With the German Bundesliga having become the first major European league to resume following the two-month coronavirus shutdown and more and more countries now planning to follow suit, We take a look at the situation across the continent:
The German Bundesliga returned at the weekend to play out the final nine rounds of the season with all matches going ahead behind closed doors.
It was not the first European league to return, however. That honour went to the Faroe Islands, which resumed its league a week earlier. Not forgetting Belarus, which was the only European country where football carried on throughout the last two months.
On Tuesday football also returned in Estonia, with the top-flight Meistriliiga making its comeback behind closed doors.
Here are confirmed restart dates elsewhere:
Czech Republic -- May 23
Denmark -- May 28
Serbia -- May 30
Austria -- June 2
Portugal -- June 4
Slovenia -- June 5
Croatia -- June 6
Turkey -- June 12
Norway -- June 16
Russia -- June 21
Finland -- July 1
Still awaiting green light
England, Spain and Italy all remain hopeful of completing the season but ongoing concerns about the health crisis mean nothing is set in stone.
The UK and Italy have been the worst affected countries in Europe by the pandemic and Spain is not far behind.
Six positive cases for coronavirus were detected at three English Premier League clubs after players and staff were tested ahead of a return to training, it was revealed on Tuesday.
Premier League clubs are aiming for a return to action by the middle of next month despite concerns from some players over their welfare.
The Italian Football Federation (FIGC) has said all its competitions, including Serie A, will remain suspended until at least June 14.
Italian Prime Minister Giuseppe Conte has said he needs "more guarantees" before the green light could finally be given for football to resume.

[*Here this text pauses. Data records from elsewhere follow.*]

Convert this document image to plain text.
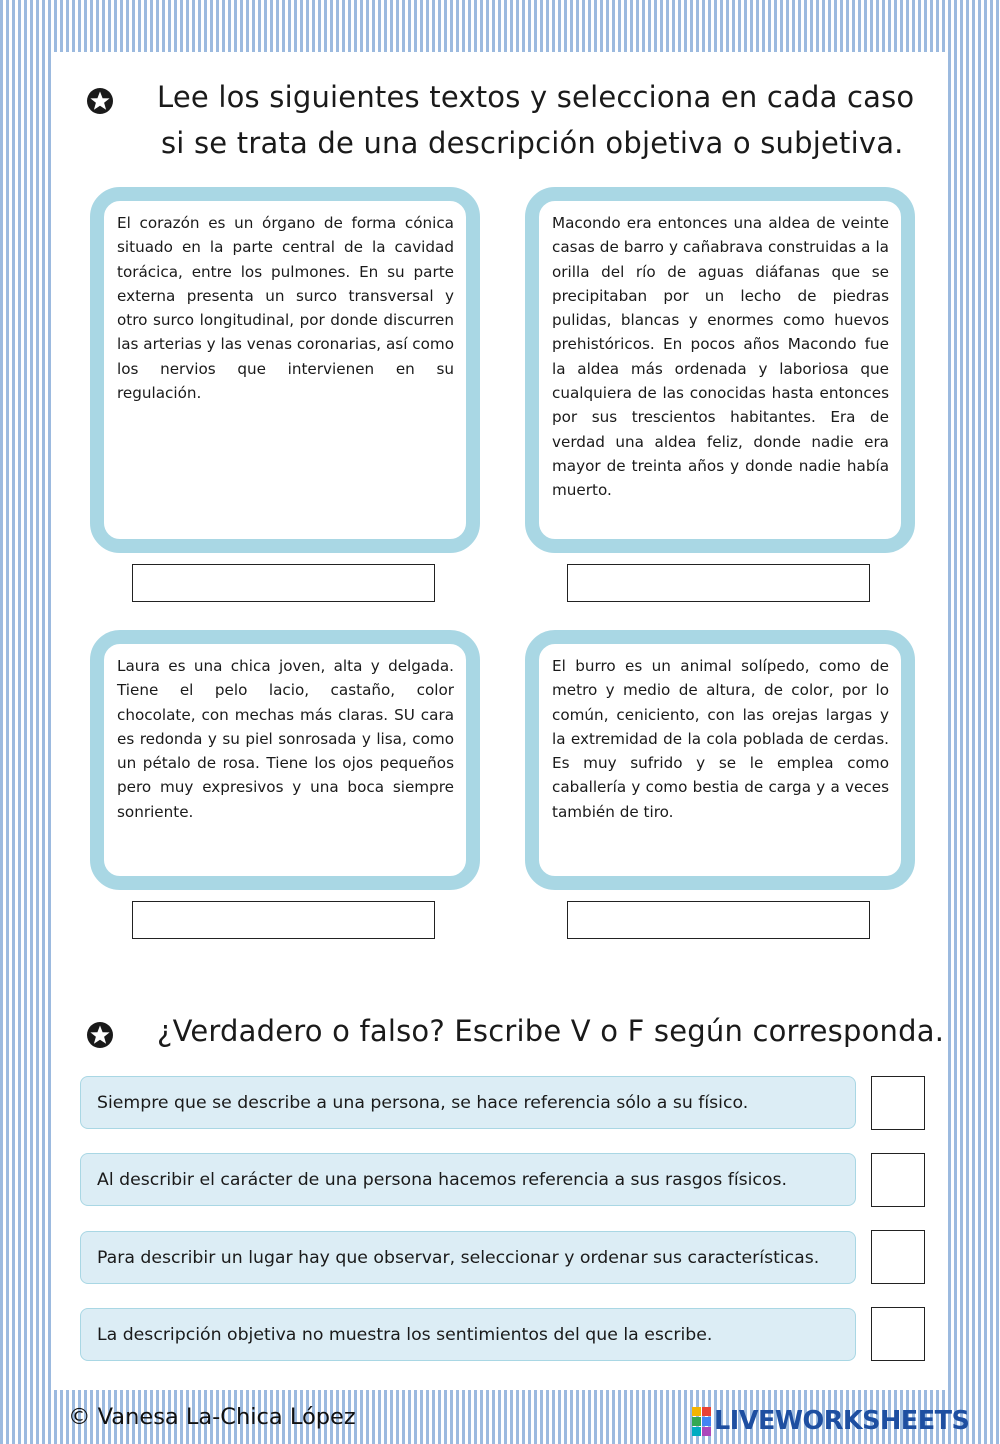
Lee los siguientes textos y selecciona en cada caso
si se trata de una descripción objetiva o subjetiva.

El corazón es un órgano de forma cónica situado en la parte central de la cavidad torácica, entre los pulmones. En su parte externa presenta un surco transversal y otro surco longitudinal, por donde discurren las arterias y las venas coronarias, así como los nervios que intervienen en su regulación.

Macondo era entonces una aldea de veinte casas de barro y cañabrava construidas a la orilla del río de aguas diáfanas que se precipitaban por un lecho de piedras pulidas, blancas y enormes como huevos prehistóricos. En pocos años Macondo fue la aldea más ordenada y laboriosa que cualquiera de las conocidas hasta entonces por sus trescientos habitantes. Era de verdad una aldea feliz, donde nadie era mayor de treinta años y donde nadie había muerto.

Laura es una chica joven, alta y delgada. Tiene el pelo lacio, castaño, color chocolate, con mechas más claras. SU cara es redonda y su piel sonrosada y lisa, como un pétalo de rosa. Tiene los ojos pequeños pero muy expresivos y una boca siempre sonriente.

El burro es un animal solípedo, como de metro y medio de altura, de color, por lo común, ceniciento, con las orejas largas y la extremidad de la cola poblada de cerdas. Es muy sufrido y se le emplea como caballería y como bestia de carga y a veces también de tiro.

¿Verdadero o falso? Escribe V o F según corresponda.
Siempre que se describe a una persona, se hace referencia sólo a su físico.
Al describir el carácter de una persona hacemos referencia a sus rasgos físicos.
Para describir un lugar hay que observar, seleccionar y ordenar sus características.
La descripción objetiva no muestra los sentimientos del que la escribe.
© Vanesa La-Chica López	LIVEWORKSHEETS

In Spain, players are now training in groups of up to 10 with La Liga targeting a restart on June 12.
Other hoped-for restart dates include
Romania -- May 27
Poland -- May 29
Greece - June 6
Switzerland -- June 20
The Netherlands became the first European country to bring an early end to the season on April 24 as the Eredivisie was cancelled without a champion being crowned.
France then followed suit on April 30, ending the season with 10 rounds of matches unplayed.
The season was not voided, though, with Paris Saint-Germain confirmed as champions, European places dished out and relegation and promotion between the top two divisions maintained on a two-up, two-down basis.
Belgium has also ended its season, with Club Brugge champions, after the Belgian government announced it was suspending all sporting competitions until July 31.
In Scotland, the season had already been called early in the three divisions below the top flight and the Premiership followed suit on Monday, with Celtic being crowned champions for the ninth year running.
Luxembourg and Cyprus also called an end to their seasons but without naming a champion.
However, in Cyprus European places were attributed with Omonia Nicosia entering the qualifying rounds of the next Champions League.